According to an SEC statement, the agency has charged Stuart and his company, Bettor Investments, LLC with one count of offering an unregistered security and two counts of securities fraud in connection with his failed sports investment company. Per the SEC, beginning in March 2016, Stuart ‘raised a total of approximately $145,500 from roughly 70 investors across the United States by selling the sports betting interests without SEC registration or an applicable exemption.”
The complaint details that Stuart, who was employed in a casino in cross-border Washington State, successfully recruited investors from over 20 different US states. Yet for all his skill in building a start-up bankroll, Stuart wasn’t much of a bettor. He gambled and lost most of the funds, then lied about his lack of success while convincing most of his investors to stay onboard while guaranteeing them an imaginary 14% rate of return.
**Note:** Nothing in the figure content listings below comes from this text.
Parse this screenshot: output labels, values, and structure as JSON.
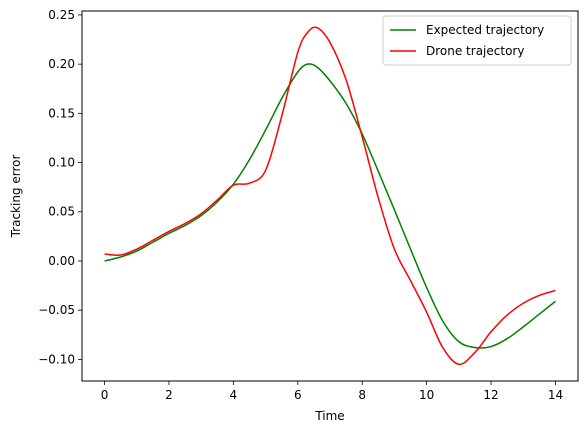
{
  "chart_data": {
    "type": "line",
    "title": "",
    "xlabel": "Time",
    "ylabel": "Tracking error",
    "xlim": [
      -0.7,
      14.7
    ],
    "ylim": [
      -0.122,
      0.254
    ],
    "xticks": [
      0,
      2,
      4,
      6,
      8,
      10,
      12,
      14
    ],
    "xtick_labels": [
      "0",
      "2",
      "4",
      "6",
      "8",
      "10",
      "12",
      "14"
    ],
    "yticks": [
      -0.1,
      -0.05,
      0.0,
      0.05,
      0.1,
      0.15,
      0.2,
      0.25
    ],
    "ytick_labels": [
      "−0.10",
      "−0.05",
      "0.00",
      "0.05",
      "0.10",
      "0.15",
      "0.20",
      "0.25"
    ],
    "grid": false,
    "legend_position": "top-right",
    "series": [
      {
        "name": "Expected trajectory",
        "color": "#008000",
        "x": [
          0,
          0.5,
          1,
          1.5,
          2,
          2.5,
          3,
          3.5,
          4,
          4.5,
          5,
          5.5,
          6,
          6.3,
          6.6,
          7,
          7.5,
          8,
          8.5,
          9,
          9.5,
          10,
          10.5,
          11,
          11.5,
          12,
          12.5,
          13,
          13.5,
          14
        ],
        "y": [
          0.0,
          0.004,
          0.01,
          0.019,
          0.028,
          0.036,
          0.046,
          0.06,
          0.078,
          0.103,
          0.133,
          0.165,
          0.192,
          0.2,
          0.197,
          0.183,
          0.16,
          0.129,
          0.091,
          0.052,
          0.012,
          -0.027,
          -0.061,
          -0.082,
          -0.088,
          -0.087,
          -0.079,
          -0.067,
          -0.054,
          -0.041
        ]
      },
      {
        "name": "Drone trajectory",
        "color": "#ff0000",
        "x": [
          0,
          0.5,
          1,
          1.5,
          2,
          2.5,
          3,
          3.5,
          4,
          4.5,
          5,
          5.5,
          6,
          6.3,
          6.6,
          7,
          7.5,
          8,
          8.5,
          9,
          9.5,
          10,
          10.5,
          11,
          11.5,
          12,
          12.5,
          13,
          13.5,
          14
        ],
        "y": [
          0.007,
          0.006,
          0.012,
          0.021,
          0.03,
          0.038,
          0.048,
          0.062,
          0.077,
          0.079,
          0.092,
          0.147,
          0.212,
          0.232,
          0.237,
          0.222,
          0.184,
          0.126,
          0.064,
          0.012,
          -0.02,
          -0.052,
          -0.088,
          -0.105,
          -0.093,
          -0.072,
          -0.055,
          -0.043,
          -0.035,
          -0.03
        ]
      }
    ]
  }
}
That’s where the fraud began, of course. “In addition,” the SEC’s statement details, “in late 2016 and early 2017, Bettor and Stuart refunded some of the investors’ money and converted the remaining investors’ funds into promissory notes with supposedly ‘guaranteed’ rates of return.
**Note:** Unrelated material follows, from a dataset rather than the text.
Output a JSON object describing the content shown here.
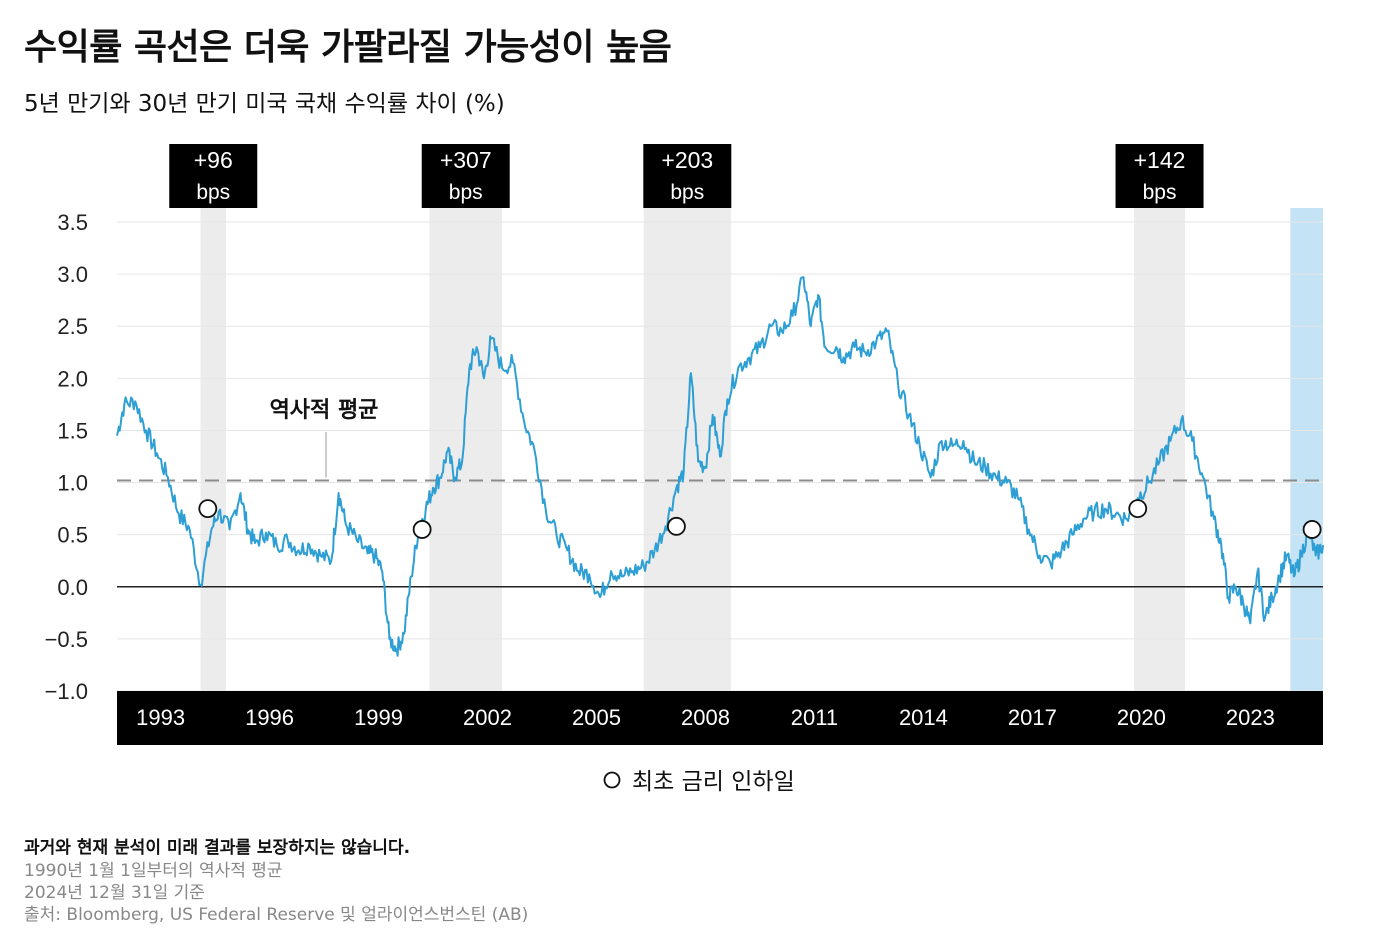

“In so doing, the complaint alleges, the defendants misrepresented to investors numerous significant facts, including the losses Bettor and Stuart had already incurred, how those losses would be apportioned among investors, the current value of the investments, the risks associated with the investments, Stuart’s compensation, and the use of investor funds. According to the complaint, Bettor and Stuart knew at the time that they had lost a significant portion of their investors’ assets and, given the limited funds available for wagering, could not reasonably expect to have the funds necessary to satisfy their promissory note obligations to investors upon maturity.”
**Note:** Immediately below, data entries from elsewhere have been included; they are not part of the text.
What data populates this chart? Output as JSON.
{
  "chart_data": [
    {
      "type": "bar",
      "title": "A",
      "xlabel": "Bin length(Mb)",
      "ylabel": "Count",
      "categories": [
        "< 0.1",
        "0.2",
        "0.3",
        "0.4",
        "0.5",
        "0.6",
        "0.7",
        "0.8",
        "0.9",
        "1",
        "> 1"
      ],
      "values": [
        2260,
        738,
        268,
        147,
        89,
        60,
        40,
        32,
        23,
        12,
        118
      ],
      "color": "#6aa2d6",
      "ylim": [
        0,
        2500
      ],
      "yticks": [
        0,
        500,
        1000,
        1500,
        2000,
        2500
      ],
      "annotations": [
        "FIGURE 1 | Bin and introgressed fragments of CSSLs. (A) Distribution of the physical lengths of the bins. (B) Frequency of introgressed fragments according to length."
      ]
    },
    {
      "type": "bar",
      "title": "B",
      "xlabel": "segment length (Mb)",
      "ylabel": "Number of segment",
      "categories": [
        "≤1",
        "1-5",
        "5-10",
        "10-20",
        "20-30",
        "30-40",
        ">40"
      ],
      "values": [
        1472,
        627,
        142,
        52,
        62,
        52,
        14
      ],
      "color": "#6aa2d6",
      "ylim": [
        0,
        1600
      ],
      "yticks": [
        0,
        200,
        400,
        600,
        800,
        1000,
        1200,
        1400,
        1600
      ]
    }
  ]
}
Stuart had used a good chunk of Bettor Investments’ remaining funds to make good the 15 investors who smelled something amiss and backed out of the business early on. In responding to some of his other investors’ inquiries, he cobbled up a fake company notice in late 2016 stating that his return on investment was “about 0.8% positive”, despite having already lost over $40,000 at that point.
Stuart’s scheme seemingly crashed when one of his continuing investors repeatedly demanding a full accounting of the company’s wagering performance to date, which Stuart refused to provide. Stuart eventually bled his betting fund dry, likely hoping to hit on some longshot wagers to get back into the black, even as the SEC learned of the matter and closed in. The SEC statement does not detail the penalties Stuart is likely to face, though similar cases usually involve a year or two in prison, the seizure of remaining corporate and personal assets, and later, a partial refund to those impacted by the fraud.
How this fraud all came to be is another interesting part of the tale. Nevada passed State Senate Bill 443 in June 2015, which “allowed entities to solicit and collect funds from investors anywhere in the world, aggregate those funds in a Nevada bank, place wagers on sporting events, and apportion profits and losses among investors.”
This legalization of entity wagering was Nevada’s tacit admission that the state’s sportsbooks had long since been overrun by betting syndicates anyway. Nevada has laws on the books barring bettors from participating in electronic communications while physically in a sportsbook — usually an open area inside a casino — but the laws have been almost impossible to enforce. And, with wagering moving online, the old laws were actually counterproductive.
Nevada’s passage of Senate Bill 443 was an attempt to make all that syndicate betting more legal and more trackable, including the requirement for such major syndicate bettors to form a corporate entity and register with the state. What it wasn’t designed or intended to do was serve as a vehicle for a worse-than-average wannabe-tout to bilk his friends and relatives, as happened with Stuart and his Bettor Investments, which was never registered with Nevada regulators anyway.